TANJUNG SELOR — Dispora Kaltara tak hanya fokus pada pembenahan infrastruktur olahraga di tingkat desa. Dalam waktu dekat, instansi ini akan menyasar pengembangan ekonomi anak muda melalui program peningkatan kapasitas kewirausahaan.
Kepala Dispora Kaltara, Bustan, mengungkapkan bahwa kunjungan kerja ke Malinau pada 24 Juni mendatang akan diisi dengan kegiatan sosialisasi dan pelatihan. Acara ini ditargetkan menjaring sekitar 40 peserta dari kalangan pemuda di kabupaten tersebut.
“Kunjungan ke beberapa kabupaten, termasuk nanti di tanggal 24 Juni saya akan ke Malinau, tapi terkait dengan mendorong terkait dengan kewirausahaan pemuda,” ungkap Bustan, Kamis (18/6/2026).

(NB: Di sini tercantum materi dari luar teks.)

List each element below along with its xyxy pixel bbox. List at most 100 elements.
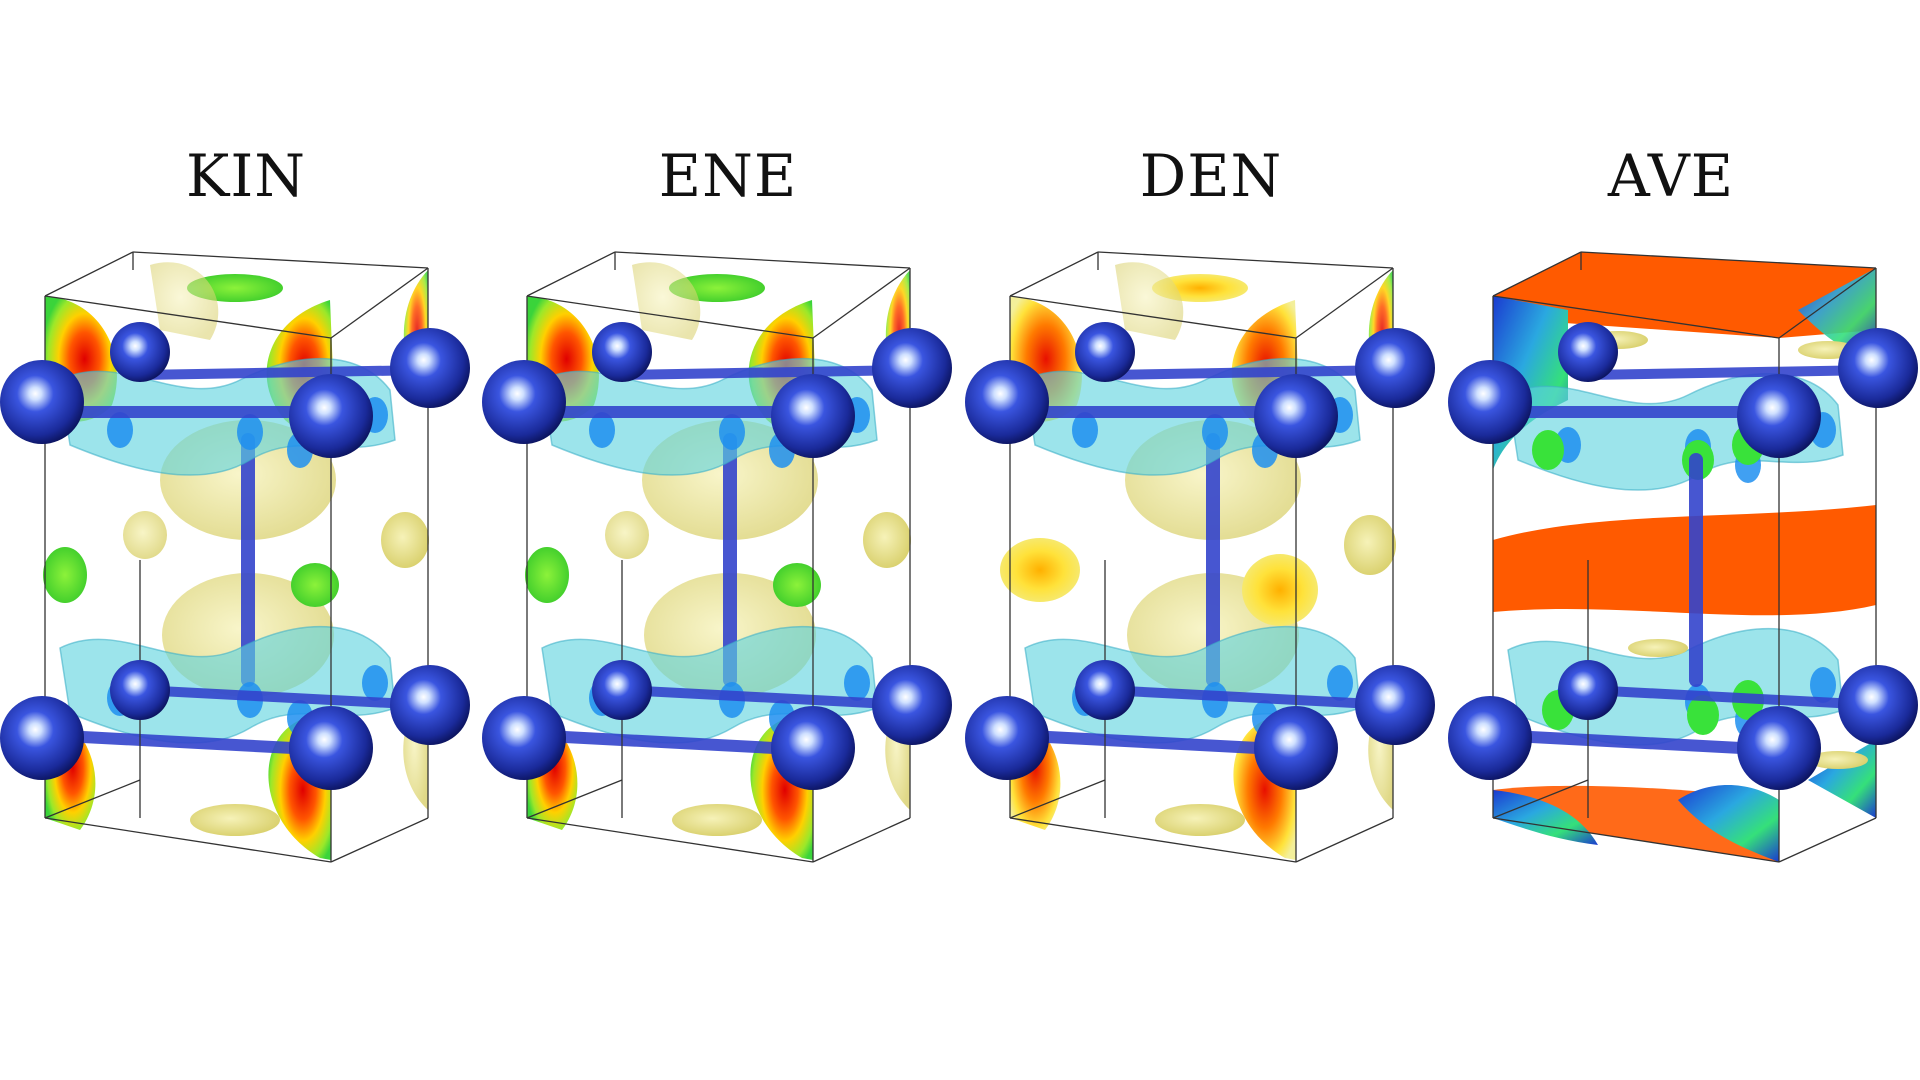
cyan-isosurface-upper-cap xyxy=(1072,412,1098,448)
bond xyxy=(135,365,433,380)
yellow-rod xyxy=(1628,639,1688,657)
atom xyxy=(1355,328,1435,408)
cell-edge-back xyxy=(1492,779,1589,819)
atom xyxy=(965,360,1049,444)
atom xyxy=(1254,374,1338,458)
bond xyxy=(617,685,915,710)
cell-edge xyxy=(1492,251,1582,297)
bond xyxy=(1583,685,1881,710)
atom xyxy=(110,322,170,382)
structure-panel-ene xyxy=(482,251,952,863)
cell-edge xyxy=(812,267,911,339)
ave-middle-slab xyxy=(1493,505,1876,616)
atom xyxy=(1737,706,1821,790)
isosurface-cap xyxy=(672,804,762,836)
cyan-isosurface-upper-cap xyxy=(237,414,263,450)
cell-edge-back xyxy=(526,779,623,819)
side-lobe xyxy=(381,512,429,568)
green-cap xyxy=(1687,695,1719,735)
cell-edge xyxy=(526,251,616,297)
bond xyxy=(1583,365,1881,380)
atom xyxy=(289,706,373,790)
atom xyxy=(1558,660,1618,720)
cell-edge xyxy=(44,251,134,297)
cell-edge xyxy=(526,817,814,863)
side-lobe xyxy=(1344,515,1396,575)
cell-edge-back xyxy=(1009,779,1106,819)
cell-edge xyxy=(1778,267,1877,339)
bond xyxy=(1487,729,1785,756)
side-lobe xyxy=(773,563,821,607)
bond xyxy=(135,685,433,710)
side-lobe xyxy=(291,563,339,607)
cell-edge xyxy=(1009,295,1297,339)
cyan-isosurface-lower-cap xyxy=(844,665,870,701)
cyan-isosurface-upper-cap xyxy=(1202,414,1228,450)
cell-edge xyxy=(1295,267,1394,339)
cell-edge xyxy=(1097,251,1394,269)
cell-edge xyxy=(44,817,332,863)
side-lobe xyxy=(1000,538,1080,602)
atom xyxy=(482,696,566,780)
yellow-isosurface xyxy=(632,262,701,340)
cyan-isosurface-lower-cap xyxy=(1327,665,1353,701)
cell-edge xyxy=(1580,251,1877,269)
structure-panel-den xyxy=(965,251,1435,863)
side-lobe xyxy=(1242,554,1318,626)
cell-edge xyxy=(44,295,332,339)
atom xyxy=(1448,360,1532,444)
cell-edge xyxy=(1492,817,1780,863)
cyan-isosurface-upper-cap xyxy=(107,412,133,448)
cell-edge-back xyxy=(44,779,141,819)
atom xyxy=(872,328,952,408)
atom xyxy=(1558,322,1618,382)
cyan-isosurface-upper-cap xyxy=(589,412,615,448)
side-lobe xyxy=(605,511,649,559)
atom xyxy=(1838,665,1918,745)
cell-edge xyxy=(614,251,911,269)
atom xyxy=(592,322,652,382)
atom xyxy=(771,706,855,790)
ave-top-slab xyxy=(1493,252,1876,338)
panel-title-kin: KIN xyxy=(186,142,306,210)
cell-edge xyxy=(1009,817,1297,863)
bond xyxy=(39,729,337,756)
panel-title-den: DEN xyxy=(1139,142,1283,210)
panel-title-ave: AVE xyxy=(1607,142,1735,210)
atom xyxy=(592,660,652,720)
yellow-isosurface xyxy=(1115,262,1184,340)
side-lobe xyxy=(863,512,911,568)
bond xyxy=(1100,685,1398,710)
cell-edge xyxy=(1492,295,1780,339)
atom xyxy=(1737,374,1821,458)
cell-edge xyxy=(1009,251,1099,297)
ave-edge-face xyxy=(1678,785,1779,862)
atom xyxy=(1075,660,1135,720)
atom xyxy=(390,328,470,408)
isosurface-cap xyxy=(1155,804,1245,836)
ave-edge-face xyxy=(1798,268,1876,350)
side-lobe xyxy=(123,511,167,559)
atom xyxy=(289,374,373,458)
ave-edge-face xyxy=(1493,790,1598,845)
atom xyxy=(1355,665,1435,745)
cyan-isosurface-upper-cap xyxy=(719,414,745,450)
cell-edge xyxy=(1778,817,1877,863)
bond xyxy=(617,365,915,380)
bond xyxy=(1100,365,1398,380)
cell-edge xyxy=(330,267,429,339)
cell-edge xyxy=(330,817,429,863)
structure-panel-kin xyxy=(0,251,470,863)
bond xyxy=(1004,729,1302,756)
cyan-isosurface-lower-cap xyxy=(1810,667,1836,703)
atom xyxy=(1448,696,1532,780)
atom xyxy=(110,660,170,720)
cyan-isosurface-lower-cap xyxy=(362,665,388,701)
atom xyxy=(872,665,952,745)
bond xyxy=(521,729,819,756)
side-lobe xyxy=(525,547,569,603)
atom xyxy=(0,360,84,444)
yellow-rod xyxy=(1808,751,1868,769)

Dalam pelaksanaannya, Dispora Kaltara menggandeng Dispora Kabupaten Malinau. Bustan memastikan akan menghadirkan narasumber yang berkompeten di bidangnya.
“Kita juga menghadirkan praktisi, pengusaha muda yang sudah sukses, nanti saya minta sebagai pembicara,” tuturnya.
Selain praktisi, materi juga akan disampaikan oleh Dinas Perindustrian, Perdagangan, Koperasi, dan UMKM (Perindagkop) Malinau. Hal ini diharapkan bisa memberikan gambaran utuh soal peluang usaha dan regulasi bagi peserta.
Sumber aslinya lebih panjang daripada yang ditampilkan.